Als Kinderarzt zeige ich euch heute die häufigsten Ursachen – damit ihr besser einschätzen könnt, was gerade los ist.
Die häufigsten Ursachen im Überblick
1 Virusinfekte
Viele Viren verursachen Hautausschläge als Begleiterscheinung – das nennt man auch ein „Exanthem". Der bekannteste Virus: das Drei-Tage-Fieber – typisch hier ist sehr hohes Fieber für 3 Tage, dann bricht das Fieber weg und ein fleckig-rosiger Ausschlag bricht aus. Dieser Ausschlag ist zum Glück harmlos. Auch andere Viren (z.B. Adenoviren, Enteroviren) können Ausschläge verursachen.

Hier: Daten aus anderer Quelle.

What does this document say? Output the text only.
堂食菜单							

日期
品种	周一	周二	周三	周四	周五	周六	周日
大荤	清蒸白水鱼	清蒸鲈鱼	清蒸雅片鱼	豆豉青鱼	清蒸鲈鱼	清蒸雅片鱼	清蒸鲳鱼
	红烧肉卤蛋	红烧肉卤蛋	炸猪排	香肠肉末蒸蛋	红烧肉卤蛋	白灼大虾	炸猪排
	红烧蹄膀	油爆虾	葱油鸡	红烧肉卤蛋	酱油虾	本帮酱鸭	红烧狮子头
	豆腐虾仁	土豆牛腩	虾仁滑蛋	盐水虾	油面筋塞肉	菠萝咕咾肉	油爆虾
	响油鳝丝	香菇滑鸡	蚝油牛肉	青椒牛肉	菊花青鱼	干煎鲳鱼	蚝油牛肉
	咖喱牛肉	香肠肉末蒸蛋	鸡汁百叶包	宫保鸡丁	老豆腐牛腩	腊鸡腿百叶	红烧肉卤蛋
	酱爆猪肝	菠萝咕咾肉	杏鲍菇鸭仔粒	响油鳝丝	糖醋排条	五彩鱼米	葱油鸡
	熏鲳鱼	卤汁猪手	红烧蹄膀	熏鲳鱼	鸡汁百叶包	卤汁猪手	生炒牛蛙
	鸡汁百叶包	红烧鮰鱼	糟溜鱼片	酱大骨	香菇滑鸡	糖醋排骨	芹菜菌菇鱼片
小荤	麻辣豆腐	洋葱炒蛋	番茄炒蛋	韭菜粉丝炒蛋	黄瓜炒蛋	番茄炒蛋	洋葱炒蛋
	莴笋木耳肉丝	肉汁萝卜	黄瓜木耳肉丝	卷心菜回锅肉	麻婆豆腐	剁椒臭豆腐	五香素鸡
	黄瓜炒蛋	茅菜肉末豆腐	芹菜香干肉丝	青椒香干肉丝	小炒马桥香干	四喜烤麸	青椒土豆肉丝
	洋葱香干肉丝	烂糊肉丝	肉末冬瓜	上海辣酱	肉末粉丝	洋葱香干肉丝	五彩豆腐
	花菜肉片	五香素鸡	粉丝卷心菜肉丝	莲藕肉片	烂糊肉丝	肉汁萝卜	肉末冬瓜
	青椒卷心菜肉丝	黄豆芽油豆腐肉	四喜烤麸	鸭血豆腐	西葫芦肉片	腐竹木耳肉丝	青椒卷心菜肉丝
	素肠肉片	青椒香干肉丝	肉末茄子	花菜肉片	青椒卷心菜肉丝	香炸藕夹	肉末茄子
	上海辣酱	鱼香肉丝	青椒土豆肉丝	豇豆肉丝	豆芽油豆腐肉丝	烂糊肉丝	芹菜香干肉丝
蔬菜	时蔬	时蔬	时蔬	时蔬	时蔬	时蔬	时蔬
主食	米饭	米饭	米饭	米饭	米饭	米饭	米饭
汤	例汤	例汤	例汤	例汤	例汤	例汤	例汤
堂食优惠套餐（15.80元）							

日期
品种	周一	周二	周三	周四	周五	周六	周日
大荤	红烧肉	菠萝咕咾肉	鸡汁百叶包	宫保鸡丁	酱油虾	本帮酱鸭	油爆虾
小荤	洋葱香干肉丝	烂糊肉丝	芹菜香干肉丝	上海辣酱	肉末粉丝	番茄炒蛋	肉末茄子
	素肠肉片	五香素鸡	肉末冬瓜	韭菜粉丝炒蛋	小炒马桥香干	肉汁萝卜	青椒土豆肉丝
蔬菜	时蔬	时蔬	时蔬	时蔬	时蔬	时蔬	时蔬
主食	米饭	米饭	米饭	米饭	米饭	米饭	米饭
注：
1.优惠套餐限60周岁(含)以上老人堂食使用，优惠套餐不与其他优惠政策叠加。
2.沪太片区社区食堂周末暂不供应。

Typischerweise sind diese Virus-Exantheme symptomarm – sie jucken oder brennen nicht und müssen daher auch nicht behandelt werden.
2 Hand-Fuß-Mund-Krankheit
Typisch: Bläschen im Mund, an Händen und Füßen, manchmal auch am Po – begleitet von leichtem Fieber und Unwohlsein. Sehr ansteckend, der Krankheitsverlauf ist meist mild und die Bläschen heilen von selbst ab. Nur bei ausgeprägtem Befund können lokal betäubende Mundlösungen oder Schmerzsaft notwendig sein.
3 Windpocken (Varizellen)
Bei Windpocken sind stark juckende Bläschen typisch, die sich über den ganzen Körper ausbreiten – „Tautropfen auf Rosenblättern". Windpocken sind sehr ansteckend, aber inzwischen aufgrund der Impfung zum Glück selten geworden. Seit 2004 gibt es die Impfung, die für alle Kinder empfohlen ist und meistens als Kombination mit Mumps, Masern und Röteln geimpft wird.
4 Masern
Dunkelroter, flächiger Ausschlag, der hinter den Ohren beginnt. Typische Begleitsymptome: hohes Fieber, Husten, Bindehautentzündung.
5 Scharlach
Feinfleckiger, rauer Ausschlag (fühlt sich wie Schmirgelpapier an), begleitet von starkem Halsweh und Fieber. Auslöser sind Bakterien (A-Streptokokken) – und können daher mit Antibiotika (z.B. Penicillin) behandelt werden.
6 Allergischer Ausschlag (Urtikaria / Nesselsucht)
Typisch für die Urtikaria sind rote, erhabene, stark juckende Quaddeln, die kommen und gehen. Kann durch Lebensmittel, Medikamente, Insektenstiche oder Berührung ausgelöst werden. Meist harmlos – aber bei Atemnot oder Gesichtsschwellung unbedingt zum Arzt. Übrigens kann eine Urtikaria auch im Rahmen von Infekten auftreten. Bei Juckreiz kann euer Kinderarzt ein Antihistaminikum (z.B. Cetirizin) verschreiben.
7 Neurodermitis (Atopisches Ekzem)
Klassisch ist die chronische, trockene und stark juckende Haut – typisch an Ellenbogen, Kniekehlen oder im Gesicht. Neurodermitis ist eine genetisch bedingte Hauterkrankung mit gestörter Hautbarriere. Wichtig ist daher die tägliche Hautpflege mit rückfettenden Cremes – in Schüben können kortisonhaltige Präparate oder Calcineurin-Inhibitoren eingesetzt werden.
8 Windeldermatitis
Typisch sind gerötete, gereizte Haut im Windelbereich. Ursache: Feuchtigkeit und Reibung. Behandlung: häufiges Wechseln, Feuchttücher ohne Zusatzstoffe (am besten nur Wasser), zinkoxidhaltige Wundschutzcreme, frische Luft und „Windelfreie Zeit".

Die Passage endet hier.